There are invisible perimeters in the publishing world. Genres are the most obvious. Write within a genre, submit to the publishers of that genre (or the agents specializing in it) and you follow a sanctified road although you will slam, I guarantee it, against roadblocks. Cross your genres and frustrate agents; you may either be hailed as delightful or marked as difficult. Or ignored (the worst).
“Write what you know” is good advice and could easily be interpreted to mean “Write where you know.” If you grow up in a specific city, like William Saroyan in Fresno, write about it even if you move across over a dozen state lines to reside, say, in New York. From your thirteenth floor loft, describe the kites stuck in Fresno trees, baklava baked in Armenian bakeries and the tunnels under China Alley. (Actually, don’t, because Fresno has already been done. Lots of American cities have not been claimed. Invest in a wall map of the USA and start sticking in the pins with authors’ names attached. If your city has been taken, move quickly, before you hit sixth grade.)
What about writing of foreign places? Chances of being published are determined by how carefully you adhere to stereotypes. Americans want to read about Americans visiting foreign lands so long as the places are described in a manner following preconceived American ideas. There is a certain amount of leeway allowed, but not much. Step on a crack, break your mother’s back.
Caveat: so it is thought. The borders I mark are observed by most publishers, and they do so because they must make money. To not make money means ugly things, such as the collapse of five major publishing corporations into three, as happened in 2008.
American readers are compassionate, so foreign writers who tell tales of the hell they left abroad to come to the USA, or tell of difficulties they encountered in being accepted in the USA are publishable. Conversely, Americans who write of Russia, Morocco, or Denmark because they lived there for decades, but who leave out the all-important American character probably have a screw loose. (How dare they?) Same goes for the British and French. (We rarely read them anyway unless they stick to the magical.) Writers like Kipling could get away with having an all-Indian cast in the 19th and early 20th centuries, but Kipling was born in Bombay and who could not love Disney’s Mowgli? (It is not considered polite to mention Kipling’s (in)famous poem, “Pick up the white man’s burden. . . .” )

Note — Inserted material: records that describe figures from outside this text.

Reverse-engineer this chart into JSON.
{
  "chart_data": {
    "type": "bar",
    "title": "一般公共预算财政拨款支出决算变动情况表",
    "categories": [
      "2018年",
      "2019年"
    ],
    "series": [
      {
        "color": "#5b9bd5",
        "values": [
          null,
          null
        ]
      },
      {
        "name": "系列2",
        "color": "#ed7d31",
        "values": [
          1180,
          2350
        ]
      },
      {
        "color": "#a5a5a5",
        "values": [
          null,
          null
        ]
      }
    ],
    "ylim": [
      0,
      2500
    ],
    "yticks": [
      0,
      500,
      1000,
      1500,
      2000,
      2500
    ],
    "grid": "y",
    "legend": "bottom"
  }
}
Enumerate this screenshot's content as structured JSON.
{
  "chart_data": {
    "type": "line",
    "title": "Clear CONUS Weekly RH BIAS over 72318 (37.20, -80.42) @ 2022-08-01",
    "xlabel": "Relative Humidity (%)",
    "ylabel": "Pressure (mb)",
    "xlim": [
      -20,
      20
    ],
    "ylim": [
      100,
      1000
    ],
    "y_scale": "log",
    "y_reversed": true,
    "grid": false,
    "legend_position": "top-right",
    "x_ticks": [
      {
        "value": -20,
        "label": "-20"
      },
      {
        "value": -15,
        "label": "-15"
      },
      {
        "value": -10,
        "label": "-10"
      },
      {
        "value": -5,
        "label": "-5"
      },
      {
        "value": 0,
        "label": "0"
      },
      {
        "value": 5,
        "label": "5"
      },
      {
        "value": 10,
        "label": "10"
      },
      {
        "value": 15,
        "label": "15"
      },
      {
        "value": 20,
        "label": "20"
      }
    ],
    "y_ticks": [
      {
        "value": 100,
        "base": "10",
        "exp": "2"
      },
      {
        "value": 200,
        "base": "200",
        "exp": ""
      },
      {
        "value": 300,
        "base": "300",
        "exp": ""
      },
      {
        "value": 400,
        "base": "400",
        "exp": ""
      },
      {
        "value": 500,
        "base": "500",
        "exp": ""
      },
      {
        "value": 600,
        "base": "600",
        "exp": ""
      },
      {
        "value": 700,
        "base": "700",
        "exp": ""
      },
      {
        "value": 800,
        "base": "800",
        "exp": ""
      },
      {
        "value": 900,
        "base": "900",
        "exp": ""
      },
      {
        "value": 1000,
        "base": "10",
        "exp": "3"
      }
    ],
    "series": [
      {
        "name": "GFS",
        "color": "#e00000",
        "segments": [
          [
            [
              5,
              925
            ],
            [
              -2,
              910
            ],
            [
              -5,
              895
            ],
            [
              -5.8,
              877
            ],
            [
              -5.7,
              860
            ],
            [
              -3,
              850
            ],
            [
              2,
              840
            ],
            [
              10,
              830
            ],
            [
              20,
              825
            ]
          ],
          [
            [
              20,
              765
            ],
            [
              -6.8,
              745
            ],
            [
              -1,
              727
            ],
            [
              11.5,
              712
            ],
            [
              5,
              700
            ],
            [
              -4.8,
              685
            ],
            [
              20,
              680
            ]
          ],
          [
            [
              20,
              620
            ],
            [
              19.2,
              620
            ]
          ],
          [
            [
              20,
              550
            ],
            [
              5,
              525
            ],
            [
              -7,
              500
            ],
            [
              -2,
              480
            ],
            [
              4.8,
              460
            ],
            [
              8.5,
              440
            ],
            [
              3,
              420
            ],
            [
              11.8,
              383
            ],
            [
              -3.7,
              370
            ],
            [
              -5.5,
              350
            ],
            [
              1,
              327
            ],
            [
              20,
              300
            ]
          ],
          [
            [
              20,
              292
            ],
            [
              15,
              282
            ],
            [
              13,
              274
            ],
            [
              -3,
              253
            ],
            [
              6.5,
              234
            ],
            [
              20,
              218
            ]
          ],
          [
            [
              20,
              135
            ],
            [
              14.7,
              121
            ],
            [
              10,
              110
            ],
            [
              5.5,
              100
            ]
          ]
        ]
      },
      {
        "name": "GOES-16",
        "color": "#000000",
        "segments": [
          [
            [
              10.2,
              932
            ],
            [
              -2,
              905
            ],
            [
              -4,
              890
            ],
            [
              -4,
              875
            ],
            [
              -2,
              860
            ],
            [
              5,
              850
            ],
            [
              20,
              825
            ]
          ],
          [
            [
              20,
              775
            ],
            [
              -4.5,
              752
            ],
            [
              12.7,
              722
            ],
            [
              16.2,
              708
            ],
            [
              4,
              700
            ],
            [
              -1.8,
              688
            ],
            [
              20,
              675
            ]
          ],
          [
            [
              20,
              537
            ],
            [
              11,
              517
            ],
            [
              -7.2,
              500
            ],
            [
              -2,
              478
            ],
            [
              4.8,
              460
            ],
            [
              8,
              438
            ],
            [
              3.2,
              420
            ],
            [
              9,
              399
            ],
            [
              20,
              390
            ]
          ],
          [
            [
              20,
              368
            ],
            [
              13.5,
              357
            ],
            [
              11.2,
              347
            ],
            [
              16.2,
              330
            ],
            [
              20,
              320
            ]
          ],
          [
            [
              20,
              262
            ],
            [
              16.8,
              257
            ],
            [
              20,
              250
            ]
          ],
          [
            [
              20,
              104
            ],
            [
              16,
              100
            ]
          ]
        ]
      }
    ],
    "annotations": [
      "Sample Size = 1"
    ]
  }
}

The more borders you cross, the harder it will be to be signed by a large, respectable publisher, let alone receive attention from literary magazines. Ironically, no matter how much foreign writers envy the breadth of the American market, American writers face the largest of all “Berlin Walls.” Every one of us has an obligation to find the courage/strength to grab one piece of cement and rip it out with his or her bare hands.